Faller bodies had posts that were the same length because the Faller chassis was flat kind of like a cigar box chassis. Aurora bodies had the rear post that was shorter to accommodate the raised mount on the rear of the tjet chassis. When un-altered Faller bodies are mounted on a tjet chassis, the rear end of the body sits too high to look realistic. That body is a tjet that has warped out of alignment over time (like Bill said). Also (not that it means anything here) in the comparison photos, the rear bumper on the tjet is mounted upside down.


----------



## 82whiskey (Sep 6, 2009)

A jig to hold the screw post closer together and some hot tap water worked out well.










Thanks for the ideas. Now all I need is a rear bumper. The original broke into pieces when I removed the body and I can't find one of the pieces... Crawled on my hands and knees trying to find it but nowhere to be found. Must have fallen into a space/time vortex...

Brian


----------



## NTxSlotCars (May 27, 2008)

Hold everything....

If we wait another 40 years, will this thing curl up like a doodle bug?


----------



## slotcardan (Jun 9, 2012)

its possible, another thing is old plastic wasn't UV stable or moisture stable, so it can warp and shrink at different rates in different areas. Old nylon did that also, and we used to boil nylon parts to bring them back in spec, over time the part would dehydrate and shrink.

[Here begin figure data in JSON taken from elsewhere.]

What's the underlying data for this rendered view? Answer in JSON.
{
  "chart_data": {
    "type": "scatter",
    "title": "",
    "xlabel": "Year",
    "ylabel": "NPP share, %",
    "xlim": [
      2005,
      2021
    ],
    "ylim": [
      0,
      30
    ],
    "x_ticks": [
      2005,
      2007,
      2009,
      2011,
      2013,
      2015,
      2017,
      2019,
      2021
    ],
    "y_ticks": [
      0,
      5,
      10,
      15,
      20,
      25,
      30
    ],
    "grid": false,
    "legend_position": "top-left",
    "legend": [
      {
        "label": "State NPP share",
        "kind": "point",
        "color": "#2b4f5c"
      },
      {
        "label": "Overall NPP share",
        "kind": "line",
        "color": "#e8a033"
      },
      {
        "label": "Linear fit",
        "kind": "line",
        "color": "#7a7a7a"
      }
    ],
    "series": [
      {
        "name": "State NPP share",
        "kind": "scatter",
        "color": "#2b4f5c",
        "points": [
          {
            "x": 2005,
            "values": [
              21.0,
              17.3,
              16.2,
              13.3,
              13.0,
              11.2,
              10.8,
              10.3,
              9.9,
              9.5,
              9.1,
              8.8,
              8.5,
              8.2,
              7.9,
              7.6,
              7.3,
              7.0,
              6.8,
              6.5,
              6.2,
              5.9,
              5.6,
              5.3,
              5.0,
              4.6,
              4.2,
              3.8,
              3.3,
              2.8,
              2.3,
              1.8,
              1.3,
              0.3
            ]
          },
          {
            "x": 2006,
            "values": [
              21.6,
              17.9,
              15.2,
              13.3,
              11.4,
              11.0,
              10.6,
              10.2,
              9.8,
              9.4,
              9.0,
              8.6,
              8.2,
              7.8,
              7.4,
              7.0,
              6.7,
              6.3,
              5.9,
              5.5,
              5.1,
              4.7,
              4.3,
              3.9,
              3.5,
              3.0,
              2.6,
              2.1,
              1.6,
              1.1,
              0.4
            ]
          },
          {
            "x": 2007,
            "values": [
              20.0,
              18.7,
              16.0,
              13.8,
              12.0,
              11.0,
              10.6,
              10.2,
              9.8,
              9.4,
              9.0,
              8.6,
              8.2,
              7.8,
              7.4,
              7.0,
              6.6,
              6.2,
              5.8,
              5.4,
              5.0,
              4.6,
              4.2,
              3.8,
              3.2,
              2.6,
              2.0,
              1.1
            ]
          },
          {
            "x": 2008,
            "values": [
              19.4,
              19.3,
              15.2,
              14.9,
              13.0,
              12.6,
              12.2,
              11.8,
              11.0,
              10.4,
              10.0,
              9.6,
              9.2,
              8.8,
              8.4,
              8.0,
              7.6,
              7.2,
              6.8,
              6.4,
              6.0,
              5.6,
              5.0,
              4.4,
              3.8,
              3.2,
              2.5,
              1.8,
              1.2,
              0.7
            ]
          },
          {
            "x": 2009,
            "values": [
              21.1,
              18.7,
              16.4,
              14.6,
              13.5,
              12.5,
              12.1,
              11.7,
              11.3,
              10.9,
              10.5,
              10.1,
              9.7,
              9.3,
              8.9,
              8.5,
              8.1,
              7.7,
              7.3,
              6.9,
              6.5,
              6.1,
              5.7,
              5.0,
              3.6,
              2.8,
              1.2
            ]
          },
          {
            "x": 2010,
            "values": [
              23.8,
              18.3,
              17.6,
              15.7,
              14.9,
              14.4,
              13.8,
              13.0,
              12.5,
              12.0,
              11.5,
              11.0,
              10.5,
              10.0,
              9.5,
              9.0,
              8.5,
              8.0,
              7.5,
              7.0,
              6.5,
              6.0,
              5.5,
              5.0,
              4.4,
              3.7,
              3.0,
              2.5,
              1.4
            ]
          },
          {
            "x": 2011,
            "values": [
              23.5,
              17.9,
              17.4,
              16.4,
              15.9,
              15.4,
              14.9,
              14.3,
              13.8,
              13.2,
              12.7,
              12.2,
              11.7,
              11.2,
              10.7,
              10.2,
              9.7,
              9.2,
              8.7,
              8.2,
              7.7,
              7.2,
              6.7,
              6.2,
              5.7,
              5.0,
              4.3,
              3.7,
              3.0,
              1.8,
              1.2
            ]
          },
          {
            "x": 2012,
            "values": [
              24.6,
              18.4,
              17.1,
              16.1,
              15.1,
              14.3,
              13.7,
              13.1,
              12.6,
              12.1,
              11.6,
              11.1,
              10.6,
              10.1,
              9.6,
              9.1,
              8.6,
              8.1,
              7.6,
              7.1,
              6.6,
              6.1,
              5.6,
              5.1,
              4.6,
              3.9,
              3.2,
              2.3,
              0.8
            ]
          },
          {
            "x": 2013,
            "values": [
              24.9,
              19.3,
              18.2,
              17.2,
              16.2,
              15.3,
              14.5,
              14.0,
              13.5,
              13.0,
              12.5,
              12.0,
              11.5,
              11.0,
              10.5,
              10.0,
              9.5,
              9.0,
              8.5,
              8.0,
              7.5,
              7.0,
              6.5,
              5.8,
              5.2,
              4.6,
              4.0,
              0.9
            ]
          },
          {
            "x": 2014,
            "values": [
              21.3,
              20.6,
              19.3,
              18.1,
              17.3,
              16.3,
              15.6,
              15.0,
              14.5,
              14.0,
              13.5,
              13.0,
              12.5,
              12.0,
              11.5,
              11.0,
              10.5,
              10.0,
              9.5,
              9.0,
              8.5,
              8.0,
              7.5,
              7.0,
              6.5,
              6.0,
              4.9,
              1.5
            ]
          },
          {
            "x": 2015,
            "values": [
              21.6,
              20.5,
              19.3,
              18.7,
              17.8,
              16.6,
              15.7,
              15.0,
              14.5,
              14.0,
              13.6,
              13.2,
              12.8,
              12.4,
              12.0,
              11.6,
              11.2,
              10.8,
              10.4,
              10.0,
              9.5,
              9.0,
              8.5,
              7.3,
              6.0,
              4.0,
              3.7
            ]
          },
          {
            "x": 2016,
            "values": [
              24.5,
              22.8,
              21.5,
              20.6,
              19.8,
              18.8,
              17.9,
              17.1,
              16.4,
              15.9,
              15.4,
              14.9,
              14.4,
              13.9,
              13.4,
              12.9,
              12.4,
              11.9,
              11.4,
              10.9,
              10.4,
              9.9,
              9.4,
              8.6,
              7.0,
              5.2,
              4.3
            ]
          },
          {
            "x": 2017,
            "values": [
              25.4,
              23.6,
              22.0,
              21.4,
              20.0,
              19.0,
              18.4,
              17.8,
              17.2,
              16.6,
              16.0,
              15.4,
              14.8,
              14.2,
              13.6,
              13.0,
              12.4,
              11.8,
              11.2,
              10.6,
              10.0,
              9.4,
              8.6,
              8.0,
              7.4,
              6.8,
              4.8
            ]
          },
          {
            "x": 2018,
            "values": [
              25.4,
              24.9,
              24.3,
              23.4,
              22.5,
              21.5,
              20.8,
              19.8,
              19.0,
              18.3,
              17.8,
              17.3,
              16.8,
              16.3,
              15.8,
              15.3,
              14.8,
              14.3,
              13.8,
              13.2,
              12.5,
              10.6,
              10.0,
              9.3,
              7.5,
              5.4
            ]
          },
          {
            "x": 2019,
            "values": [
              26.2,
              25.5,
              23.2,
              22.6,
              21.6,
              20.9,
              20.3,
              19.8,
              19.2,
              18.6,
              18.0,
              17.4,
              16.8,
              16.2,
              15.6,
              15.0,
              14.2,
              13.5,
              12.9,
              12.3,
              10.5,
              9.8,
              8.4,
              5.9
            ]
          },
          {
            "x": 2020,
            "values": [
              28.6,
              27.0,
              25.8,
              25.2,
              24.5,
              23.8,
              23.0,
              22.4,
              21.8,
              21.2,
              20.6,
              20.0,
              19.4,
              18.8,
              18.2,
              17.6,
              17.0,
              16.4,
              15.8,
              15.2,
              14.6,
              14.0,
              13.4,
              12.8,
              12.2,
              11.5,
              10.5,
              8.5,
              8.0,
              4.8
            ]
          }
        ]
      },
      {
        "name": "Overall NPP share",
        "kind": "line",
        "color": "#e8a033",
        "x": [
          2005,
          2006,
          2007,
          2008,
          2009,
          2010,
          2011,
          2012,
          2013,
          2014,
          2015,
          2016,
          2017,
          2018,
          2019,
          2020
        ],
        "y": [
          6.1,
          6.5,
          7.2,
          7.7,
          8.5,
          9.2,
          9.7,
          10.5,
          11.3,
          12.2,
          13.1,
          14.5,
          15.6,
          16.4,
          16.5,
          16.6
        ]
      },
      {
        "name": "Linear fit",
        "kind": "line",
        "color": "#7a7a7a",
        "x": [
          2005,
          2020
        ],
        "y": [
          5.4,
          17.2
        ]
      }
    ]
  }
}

these toys were never thought of as becoming collectables or lasting 50 years so the plastic used was the lowest and cheapest quality. they were made very light and thin making issues with shrink and warp worse.


----------



## 82whiskey (Sep 6, 2009)

The odd thing is that I would have expected to body to curl inward. This one was the opposite. The wheel wells were too far apart instead of scrunched (if scrunched ain't a word it ought to be) together.


----------



## Bill Hall (Jan 6, 2007)

Density!


----------



## slotcardan (Jun 9, 2012)

its possible the body was sitting under weight for sometime at the bottom of a box, and it spread out the wheel wheels from the center.

What always amazes me as far as HO scale is how much 1/2 a Millimeter makes


----------



## bluerod (Nov 1, 2005)

dash vws are perfect looking at the old realeases


----------



## Bill Hall (Jan 6, 2007)

*Geology*



slotcardan said:


> its possible the body was sitting under weight for sometime at the bottom of a box, and it spread out the wheel wheels from the center. What always amazes me as far as HO scale is how much 1/2 a Millimeter makes.


Usually a pre-load scenario on an Aurora beetle will be REALLY whacked out on whatever vector the body in question was subjected to. Most certainly a loose Aurora beetle with even the slightest pre-load will age into something that looks like a Pringle.

Aging creates tension, density or the lack of it directs these tensions. Even bodies that are still firmly locked on their chassis exhibit aging characteristics unique to the model. 

As the body shrinks, and they all do, the thinner areas tighten up quicker. Notably A-pillars, vent posts, thin roofs etc become tighter than guitar strings. The denser areas out gas less quickly. To my mind it's not unlike plate tectonics, where shifting, shattering, cracking, crumbling and sometimes catastrophic explosions occur. 

In the case of the bug, the maximum density is around the ends, where the screw posts transition to the body proper. Due to having thinner connective tissue lying in between the denser end, and the beetle's curved shape; the ends are drawn open and the screw posts spread N to S. As the sides are also notoriously thin the poor little critter was pretty well doomed at birth.

Had Aurora actually taken the time to style proper rockers and beef up the front and rear valences we may have seen a higher survival rate. 

Just like the nostril in a Willys, the sink hole in the front hood aprons of Splitty's, the sink hole around the back glass of XKE's, down to every screw post divot and glass index peg dimple on every model; the beetle also has it's own unique aging process. Which is what Brian has with his white beetle. It's quite typical of a slugbug thats been off it's chassis for a coupla decades and left to relax.
________ 



Yeah, agreed! Oddly, .5 mm is about the limit of what I can accurately approximate/measure by closing one eye and squinting. It always looks like a mile after the body is mounted!


----------